Paolo Virzì, candidato con ben diciotto nomination per “La prima cosa bella” ha voluto commentare la situazione:
Il cinema italiano è un combattente strepitoso nonostante le mazzate che continua a ricevere e lo dimostra la qualità di tutti i film candidati al David. Eravamo il fanalino di coda per quello che riguardava l’intervento statale, ora siamo addirittura usciti dagli standard europei: la speranza, a questo punto, è quella di esserci anche l’anno prossimo.
Uno Stato assente, quindi, che metterà in difficoltà le future generazioni. Lo sostiene anche Marco Bellocchio, quindici candidature per “Vincere“, che vede un futuro nero per i registi in erba:
Comprendo che il problema è di ogni singolo candidato, io posso continuare a cavarmela, ma i 30enni di oggi sono allo sbando, non sanno che fare. In tutta serenità se a me danno o non danno il David importa fino a un certo punto: mi potrà far piacere per mezz’ora, ma poi la mia vita rimane la stessa. Quello che resta è che il finanziamento statale è stato azzerato, il governo non darà più nulla e noi dovremmo utilizzare alcune occasioni, come quella di stasera, per opporci, protestare, dire di no: in fondo non chiediamo la carità, se è vero come è vero che per ogni euro investito nel cinema se ne guadagnano due.
E’ polemica anche sul metodo di giuria, sollevata dal produttore Domenico Procacci:
Negli ultimi anni la giuria dei David si è allargata smisuratamente, arrivando a quasi 1600 aventi diritto al voto e, soprattutto, composta da molte persone che con il cinema hanno poco a che fare. Sia chiaro che amo molto questo premio ma credo bisognerebbe trovare un criterio, come ad esempio in America, dove si entra a far parte dell’Academy dopo aver ottenuto almeno una nomination all’Oscar, o in Francia, dove per far parte della giuria bisogna aver preso parte alla realizzazione di un certo numero di film e, annualmente, si paga una cifra simbolica per ricevere tutti i film prodotti nel corso della stagione e poter così esprimere un giudizio più accurato.

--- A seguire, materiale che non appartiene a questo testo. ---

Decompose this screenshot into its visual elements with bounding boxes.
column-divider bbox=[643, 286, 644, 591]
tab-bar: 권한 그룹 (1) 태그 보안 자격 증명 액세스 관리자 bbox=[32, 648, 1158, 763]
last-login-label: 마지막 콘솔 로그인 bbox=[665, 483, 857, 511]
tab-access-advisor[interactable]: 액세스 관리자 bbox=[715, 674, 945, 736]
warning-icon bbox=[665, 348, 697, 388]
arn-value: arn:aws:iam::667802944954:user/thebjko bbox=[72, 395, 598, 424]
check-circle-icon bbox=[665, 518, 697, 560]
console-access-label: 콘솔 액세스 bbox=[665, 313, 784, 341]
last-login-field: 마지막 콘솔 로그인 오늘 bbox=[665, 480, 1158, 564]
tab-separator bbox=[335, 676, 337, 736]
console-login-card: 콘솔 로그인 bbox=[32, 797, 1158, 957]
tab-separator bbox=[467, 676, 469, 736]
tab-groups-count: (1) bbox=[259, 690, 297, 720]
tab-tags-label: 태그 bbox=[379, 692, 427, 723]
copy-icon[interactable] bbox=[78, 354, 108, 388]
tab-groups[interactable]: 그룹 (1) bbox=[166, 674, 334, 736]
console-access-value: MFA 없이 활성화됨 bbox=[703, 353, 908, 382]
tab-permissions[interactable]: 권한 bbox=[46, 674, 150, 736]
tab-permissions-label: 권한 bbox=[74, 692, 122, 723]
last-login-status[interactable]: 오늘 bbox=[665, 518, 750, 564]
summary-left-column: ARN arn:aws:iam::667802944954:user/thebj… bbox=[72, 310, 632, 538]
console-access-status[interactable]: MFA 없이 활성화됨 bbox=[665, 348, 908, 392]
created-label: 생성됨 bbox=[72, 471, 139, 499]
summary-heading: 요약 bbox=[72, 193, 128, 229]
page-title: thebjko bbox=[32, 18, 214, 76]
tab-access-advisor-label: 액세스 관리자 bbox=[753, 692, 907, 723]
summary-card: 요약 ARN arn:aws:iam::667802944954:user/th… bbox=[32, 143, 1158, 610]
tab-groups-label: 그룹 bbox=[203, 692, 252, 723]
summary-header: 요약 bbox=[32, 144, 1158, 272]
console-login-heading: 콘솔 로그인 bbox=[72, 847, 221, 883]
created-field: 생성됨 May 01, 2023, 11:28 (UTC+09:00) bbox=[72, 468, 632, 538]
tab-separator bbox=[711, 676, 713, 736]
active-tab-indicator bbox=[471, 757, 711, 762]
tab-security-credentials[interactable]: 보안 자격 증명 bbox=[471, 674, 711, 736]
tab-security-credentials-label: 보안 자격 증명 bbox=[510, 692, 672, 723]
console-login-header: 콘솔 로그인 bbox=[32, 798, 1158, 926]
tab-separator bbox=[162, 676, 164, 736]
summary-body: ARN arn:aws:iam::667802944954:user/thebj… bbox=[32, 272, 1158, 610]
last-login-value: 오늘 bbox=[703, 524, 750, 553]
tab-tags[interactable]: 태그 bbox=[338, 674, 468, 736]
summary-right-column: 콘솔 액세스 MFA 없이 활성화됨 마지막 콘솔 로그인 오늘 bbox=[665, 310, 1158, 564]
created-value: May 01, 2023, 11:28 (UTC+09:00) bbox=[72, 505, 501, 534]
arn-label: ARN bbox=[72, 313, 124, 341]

Ribatte il presidente dell’Accademia Gian Luigi Rondi, sottolineando l’assenza di Carlo Verdone e Pupi Avati dalla giuria di quest’anno:
Quando 55 anni fa Italo Gemini istituì il premio, l’idea fu proprio quella di ottenere sul cinema italiano un parere non solo dagli addetti ai lavori. L’ingresso in giuria è stato poi aperto a tutti i vincitori del David e, successivamente, sono stati assegnati altri 25 posti ad enti o associazioni. Per quello che riguarda le candidature di quest’anno il notaio mi ha fatto sapere che hanno votato 1200 dei 1592 giurati: dispiace a me per primo dell’assenza di registi o film importanti, ma proprio questa assenza testimonia la grande vitalità del nostro cinema.